2016 marks the 300th anniversary of celebrated landscape gardener, Lancelot 'Capability' Brown. Blenheim Palace is the best place to see the extraordinary vision and work of 'Capability' Brown in their 2000 acres of landscaped parkland, which the gardener spent 11 years creating. It was his approach to present a landscape that appeared natural but was in fact 'nature contrived' that helped the Palace gain World Heritage Site status in 1987. The landscape setting he devised in the 1760's provided such a sublime form of beauty and harmony that every generation of the Marlborough family has endeavoured to preserve it.

Lord Randolph Churchill dubbed the 'Capability' Brown landscape at Blenheim Palace as “The finest view in England”. Many landscape historians also state that the landscaping at Blenheim Palace is the finest example of Brown's work.

The 2,000 acre park delivers beauty across all seasons; from lawns brimming with daffodils in spring, greens of the trees transforming into a myriad of warm tones from summer to autumn, to the twinkling blanket of frost and mist rising from the lake in winter.

Brown's style derived from the two practical principles of comfort and elegance. On the one hand there was a determination that everything should work, and that a landscape should provide for every need of the great house. On the other his landscapes had to cohere and look elegant.

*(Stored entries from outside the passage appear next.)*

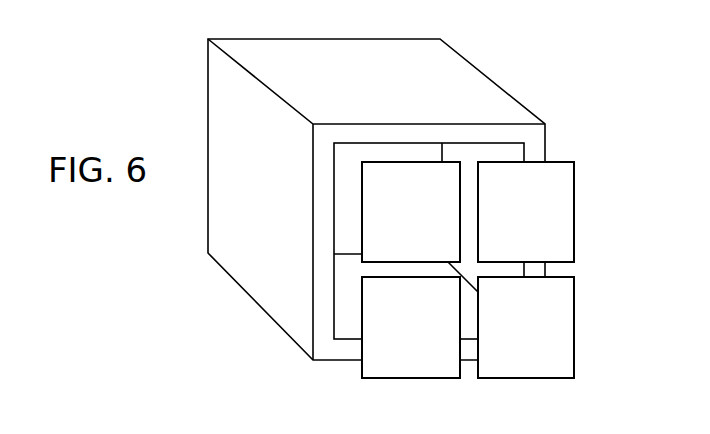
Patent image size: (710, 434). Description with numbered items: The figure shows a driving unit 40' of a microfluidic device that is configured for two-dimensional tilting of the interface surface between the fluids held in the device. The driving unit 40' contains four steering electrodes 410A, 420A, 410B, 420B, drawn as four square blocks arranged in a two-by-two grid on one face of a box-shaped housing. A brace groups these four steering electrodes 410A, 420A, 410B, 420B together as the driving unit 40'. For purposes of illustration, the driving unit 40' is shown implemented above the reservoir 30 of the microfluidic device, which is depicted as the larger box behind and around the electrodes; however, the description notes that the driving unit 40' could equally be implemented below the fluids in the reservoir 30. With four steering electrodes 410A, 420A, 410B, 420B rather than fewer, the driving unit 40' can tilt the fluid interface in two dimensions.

The reservoir 30 is at (237, 120).
The driving unit 40' is at (524, 271).
The steering electrode 410A is at (411, 212).
The steering electrode 420A is at (526, 212).
The steering electrode 410B is at (411, 327).
The steering electrode 420B is at (526, 327).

While his designs have great variety, they also appear seamless, owing to his use of the sunk fence or 'ha-ha' to confuse the eye into believing that different pieces of parkland, though managed and stocked quite differently, were one. His expansive lakes, at different levels and apparently unconnected, formed a single body of water as if a river through the landscape, that like the parkland itself, ran on indefinitely.

Blenheim Palace has an exciting calendar of activity planned to celebrate the work of 'Capability' Brown in 2016, from specialist garden tours, a new temporary exhibition, self-guided trail and guided walks.

Opening in February 2016 is a new temporary exhibition that will share 'Capability' Brown's work at Blenheim Palace across the 11 years he was commissioned (1763 – 1774) through detailed accounts of how he designed and executed such a masterpiece through photography, drawings, equipment and costumes with a selection of never-been-displayed-before elements, including Brown's master plan.

There will be key vistas marked out at Blenheim Palace in 2016 in the 'Capability' Brown trail, to allow visitors to see the best examples of Brown's designs around the Parkland.